Coats are being grabbed, Ubers summoned, bodies funnel toward the door in a wave of shrieks and laughter.
‘Coming, babe?’ Nevin’s hand finds my elbow.
I don’t look for Scottie. But I feel him move with the crowd, trailing behind me. And I’m glad he is here.
* * *
The Drum Vault lives up to its name. Brick walls, low ceilings, bass that reverberates through the floor. The air is tense with the manic desperation of a Saturday night in January when everyone’s trying to forget the dark and the cold.
Nevin is five drinks deep and louder by the minute, which means I’m the one driving us home. Not that he asked or anything. He is with a circle of players near the bar, laughing at a joke only he finds funny. At least judging by their faces.
I’m parked on a stool at the fringes of the action and wish I could join. Dr Menzies said I could dance again. But it’s unwise to remind Nevin what it’s like when I’m moving on my own instead of dangling on his arm.
The music shifts. A slower track, deeper, with a cello weeping under the thud of the bass. My body is already reacting while my mind is still buffering. It’s a version of a classical piece I’ve danced on the studio floor.

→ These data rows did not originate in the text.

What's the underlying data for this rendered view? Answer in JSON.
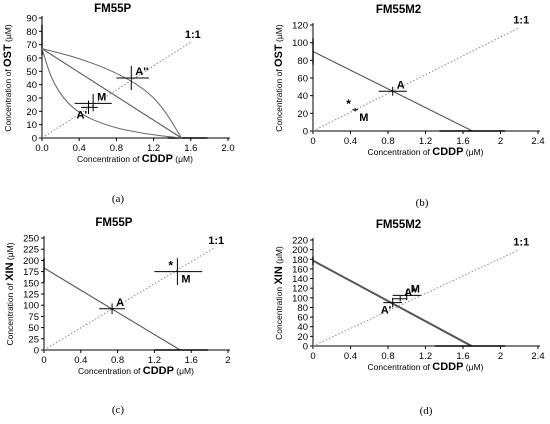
{
  "chart_data": [
    {
      "panel_label": "(a)",
      "type": "line",
      "title": "FM55P",
      "xlabel_prefix": "Concentration of ",
      "xlabel_drug": "CDDP",
      "xlabel_unit": " (μM)",
      "ylabel_prefix": "Concentration of ",
      "ylabel_drug": "OST",
      "ylabel_unit": " (μM)",
      "xlim": [
        0,
        2
      ],
      "ylim": [
        0,
        90
      ],
      "xticks": [
        "0.0",
        "0.4",
        "0.8",
        "1.2",
        "1.6",
        "2.0"
      ],
      "xtick_values": [
        0,
        0.4,
        0.8,
        1.2,
        1.6,
        2.0
      ],
      "yticks": [
        "0",
        "10",
        "20",
        "30",
        "40",
        "50",
        "60",
        "70",
        "80",
        "90"
      ],
      "ytick_values": [
        0,
        10,
        20,
        30,
        40,
        50,
        60,
        70,
        80,
        90
      ],
      "line_label": "1:1",
      "isobologram": {
        "x_intercept": 1.5,
        "y_intercept": 67,
        "x_intercept_error": [
          1.35,
          1.78
        ],
        "y_intercept_error": [
          62,
          85
        ]
      },
      "confidence_curves": [
        {
          "points": [
            [
              0,
              67
            ],
            [
              0.4,
              60
            ],
            [
              0.8,
              49
            ],
            [
              1.1,
              37
            ],
            [
              1.3,
              23
            ],
            [
              1.5,
              0
            ]
          ]
        },
        {
          "points": [
            [
              0,
              67
            ],
            [
              0.12,
              40
            ],
            [
              0.35,
              20
            ],
            [
              0.7,
              9
            ],
            [
              1.1,
              3
            ],
            [
              1.5,
              0
            ]
          ]
        }
      ],
      "diagonal": {
        "from": [
          0,
          0
        ],
        "to": [
          1.6,
          72
        ]
      },
      "points": [
        {
          "label": "A''",
          "x": 0.96,
          "y": 45,
          "xerr": [
            0.8,
            1.15
          ],
          "yerr": [
            36,
            54
          ]
        },
        {
          "label": "M",
          "x": 0.55,
          "y": 26,
          "xerr": [
            0.35,
            0.75
          ],
          "yerr": [
            20,
            33
          ]
        },
        {
          "label": "A'",
          "x": 0.5,
          "y": 23,
          "xerr": [
            0.42,
            0.6
          ],
          "yerr": [
            18,
            28
          ]
        }
      ]
    },
    {
      "panel_label": "(b)",
      "type": "line",
      "title": "FM55M2",
      "xlabel_prefix": "Concentration of ",
      "xlabel_drug": "CDDP",
      "xlabel_unit": " (μM)",
      "ylabel_prefix": "Concentration of ",
      "ylabel_drug": "OST",
      "ylabel_unit": " (μM)",
      "xlim": [
        0,
        2.4
      ],
      "ylim": [
        0,
        120
      ],
      "xticks": [
        "0",
        "0.4",
        "0.8",
        "1.2",
        "1.6",
        "2",
        "2.4"
      ],
      "xtick_values": [
        0,
        0.4,
        0.8,
        1.2,
        1.6,
        2.0,
        2.4
      ],
      "yticks": [
        "0",
        "20",
        "40",
        "60",
        "80",
        "100",
        "120"
      ],
      "ytick_values": [
        0,
        20,
        40,
        60,
        80,
        100,
        120
      ],
      "line_label": "1:1",
      "isobologram": {
        "x_intercept": 1.7,
        "y_intercept": 90,
        "x_intercept_error": [
          1.35,
          2.05
        ],
        "y_intercept_error": [
          75,
          105
        ]
      },
      "diagonal": {
        "from": [
          0,
          0
        ],
        "to": [
          2.2,
          117
        ]
      },
      "points": [
        {
          "label": "A",
          "x": 0.85,
          "y": 45,
          "xerr": [
            0.7,
            1.0
          ],
          "yerr": [
            40,
            50
          ]
        },
        {
          "label": "M",
          "x": 0.45,
          "y": 24,
          "xerr": [
            0.42,
            0.48
          ],
          "yerr": [
            22,
            26
          ],
          "star": "*"
        }
      ]
    },
    {
      "panel_label": "(c)",
      "type": "line",
      "title": "FM55P",
      "xlabel_prefix": "Concentration of ",
      "xlabel_drug": "CDDP",
      "xlabel_unit": " (μM)",
      "ylabel_prefix": "Concentration of ",
      "ylabel_drug": "XIN",
      "ylabel_unit": " (μM)",
      "xlim": [
        0,
        2
      ],
      "ylim": [
        0,
        250
      ],
      "xticks": [
        "0",
        "0.4",
        "0.8",
        "1.2",
        "1.6",
        "2"
      ],
      "xtick_values": [
        0,
        0.4,
        0.8,
        1.2,
        1.6,
        2.0
      ],
      "yticks": [
        "0",
        "25",
        "50",
        "75",
        "100",
        "125",
        "150",
        "175",
        "200",
        "225",
        "250"
      ],
      "ytick_values": [
        0,
        25,
        50,
        75,
        100,
        125,
        150,
        175,
        200,
        225,
        250
      ],
      "line_label": "1:1",
      "isobologram": {
        "x_intercept": 1.48,
        "y_intercept": 183,
        "x_intercept_error": [
          1.2,
          1.78
        ],
        "y_intercept_error": [
          150,
          205
        ]
      },
      "diagonal": {
        "from": [
          0,
          0
        ],
        "to": [
          1.85,
          228
        ]
      },
      "points": [
        {
          "label": "A",
          "x": 0.74,
          "y": 92,
          "xerr": [
            0.6,
            0.88
          ],
          "yerr": [
            80,
            104
          ]
        },
        {
          "label": "M",
          "x": 1.45,
          "y": 175,
          "xerr": [
            1.2,
            1.72
          ],
          "yerr": [
            145,
            205
          ],
          "star": "*"
        }
      ]
    },
    {
      "panel_label": "(d)",
      "type": "line",
      "title": "FM55M2",
      "xlabel_prefix": "Concentration of ",
      "xlabel_drug": "CDDP",
      "xlabel_unit": " (μM)",
      "ylabel_prefix": "Concentration ",
      "ylabel_drug": "XIN",
      "ylabel_unit": " (μM)",
      "xlim": [
        0,
        2.4
      ],
      "ylim": [
        0,
        220
      ],
      "xticks": [
        "0",
        "0.4",
        "0.8",
        "1.2",
        "1.6",
        "2",
        "2.4"
      ],
      "xtick_values": [
        0,
        0.4,
        0.8,
        1.2,
        1.6,
        2.0,
        2.4
      ],
      "yticks": [
        "0",
        "20",
        "40",
        "60",
        "80",
        "100",
        "120",
        "140",
        "160",
        "180",
        "200",
        "220"
      ],
      "ytick_values": [
        0,
        20,
        40,
        60,
        80,
        100,
        120,
        140,
        160,
        180,
        200,
        220
      ],
      "line_label": "1:1",
      "isobologram": {
        "x_intercept": 1.7,
        "y_intercept": 178,
        "x_intercept_error": [
          1.3,
          2.05
        ],
        "y_intercept_error": [
          168,
          186
        ]
      },
      "extra_lines": [
        {
          "from": [
            0,
            178
          ],
          "to": [
            1.7,
            0
          ]
        },
        {
          "from": [
            0,
            176
          ],
          "to": [
            1.68,
            0
          ]
        }
      ],
      "diagonal": {
        "from": [
          0,
          0
        ],
        "to": [
          2.2,
          200
        ]
      },
      "points": [
        {
          "label": "A'",
          "x": 0.85,
          "y": 90,
          "xerr": [
            0.75,
            0.95
          ],
          "yerr": [
            80,
            100
          ]
        },
        {
          "label": "A''",
          "x": 0.93,
          "y": 98,
          "xerr": [
            0.85,
            1.0
          ],
          "yerr": [
            92,
            104
          ]
        },
        {
          "label": "M",
          "x": 1.0,
          "y": 105,
          "xerr": [
            0.85,
            1.15
          ],
          "yerr": [
            95,
            117
          ]
        }
      ]
    }
  ]
}
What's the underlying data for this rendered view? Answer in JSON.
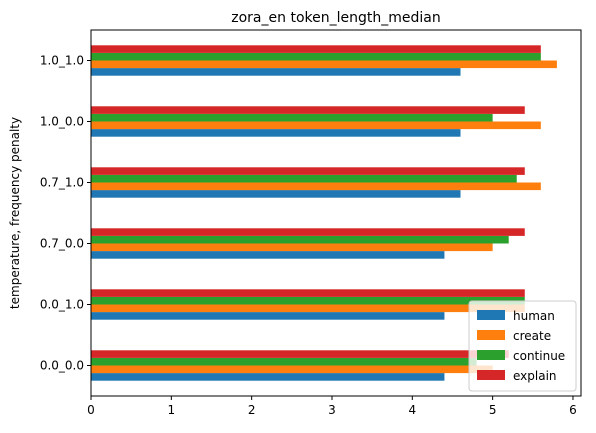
{
  "chart_data": {
    "type": "bar",
    "orientation": "horizontal",
    "title": "zora_en token_length_median",
    "xlabel": "",
    "ylabel": "temperature, frequency penalty",
    "categories": [
      "0.0_0.0",
      "0.0_1.0",
      "0.7_0.0",
      "0.7_1.0",
      "1.0_0.0",
      "1.0_1.0"
    ],
    "xlim": [
      0,
      6.1
    ],
    "xticks": [
      0,
      1,
      2,
      3,
      4,
      5,
      6
    ],
    "grid": false,
    "legend_position": "lower right",
    "series": [
      {
        "name": "human",
        "color": "#1f77b4",
        "values": [
          4.4,
          4.4,
          4.4,
          4.6,
          4.6,
          4.6
        ]
      },
      {
        "name": "create",
        "color": "#ff7f0e",
        "values": [
          5.0,
          5.4,
          5.0,
          5.6,
          5.6,
          5.8
        ]
      },
      {
        "name": "continue",
        "color": "#2ca02c",
        "values": [
          4.8,
          5.4,
          5.2,
          5.3,
          5.0,
          5.6
        ]
      },
      {
        "name": "explain",
        "color": "#d62728",
        "values": [
          5.2,
          5.4,
          5.4,
          5.4,
          5.4,
          5.6
        ]
      }
    ]
  }
}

My hips sway on the stool on pure instinct.
I shouldn’t.
I probably really shouldn’t.
But my feet are already carrying me toward the floor.
My body needs to move.
I find a small gap at the edge, barely room to stretch my arms. No choreography to remember – my brain is switching off. I let my weight sink through my hips, let my spine articulate one vertebra at a time. My tendon holds. My body sings.
And I forget.
I forget Nevin and the bruises. I move because moving is who I am, and I’ve been starving. Rhythm bleeds into my veins, a tide that is wiping out every conscious thought until nothing remains except the flex of my spine and the slide of my hips. It’s the rush of finally gulping down a greedy lungful of air after suffocating in a thimble.
My blood runs hot beneath my skin, sinking right between my thighs. Nevin hasn’t touched me in months. Not since the injury, not since I became something to manage rather than want. The less I resist, the less he seems interested. As if my compliance bores him.
I arch my spine and let the movement ripple down. Fever blooms across my skin. The beat wraps around me as I close my eyes and exist in the music.
When I open them, Scottie is watching me from the shadows.
Chapter 9
Scottie
Three weeks without her, and I’ve turned into a stalker. She wasn’t at The Wallace the last Tuesday in December. She wasn’t at the team’s Christmas party, either. And I still don’t know why. Of course, I didn’t text her, I’m not going to cause her grief with Nevin simply because I can’t stand not knowing.
Now I’m pressing my back against the whitewashed walls of Nevin’s sister’s mews. Everyone here is eager to forget it’s mid-January and dark by four o’clock.
Aye, this party’s shite.
Christmas was shite, too.
Three days in Oban. Most of my siblings couldn’t be arsed. Katie didn’t come at all. Neither did Evan. Work, uni, whatever. Erin was mostly out with her pals. David, Mum, and I played a bit of Scrabble. That was it. Ferry horns in the background. Salt and peat smoke seeping through the rotten door seal. Same view, same sounds.
Then I drove back to Duncraig and sat in an empty flat thinking about a woman who isn’t mine to think about. Finn was gone, too. Off to Switzerland, as it turned out, on the mother of all benders that landed him on national news. Tosshead. And his new girlfriend just eviscerated me at the pool table.
How could it possibly get worse?
Polly climbs onto her coffee table. ‘Listen up! This party is dead. We’re going to The Drum Vault. Everyone. It’s my birthday, so nobody is allowed to say no.’
I should bolt. I’ve no reason trailing this lot to a club where the bass will batter my hearing, and the bar staff are going to fleece me for a bevvy I’m only holding to look occupied.
But Ava’s heading for the door. Nevin’s hand on her elbow. And I can’t leave her. It’s physically impossible. So I follow the herd and tell myself it’s for the lads. Team spirit and all that.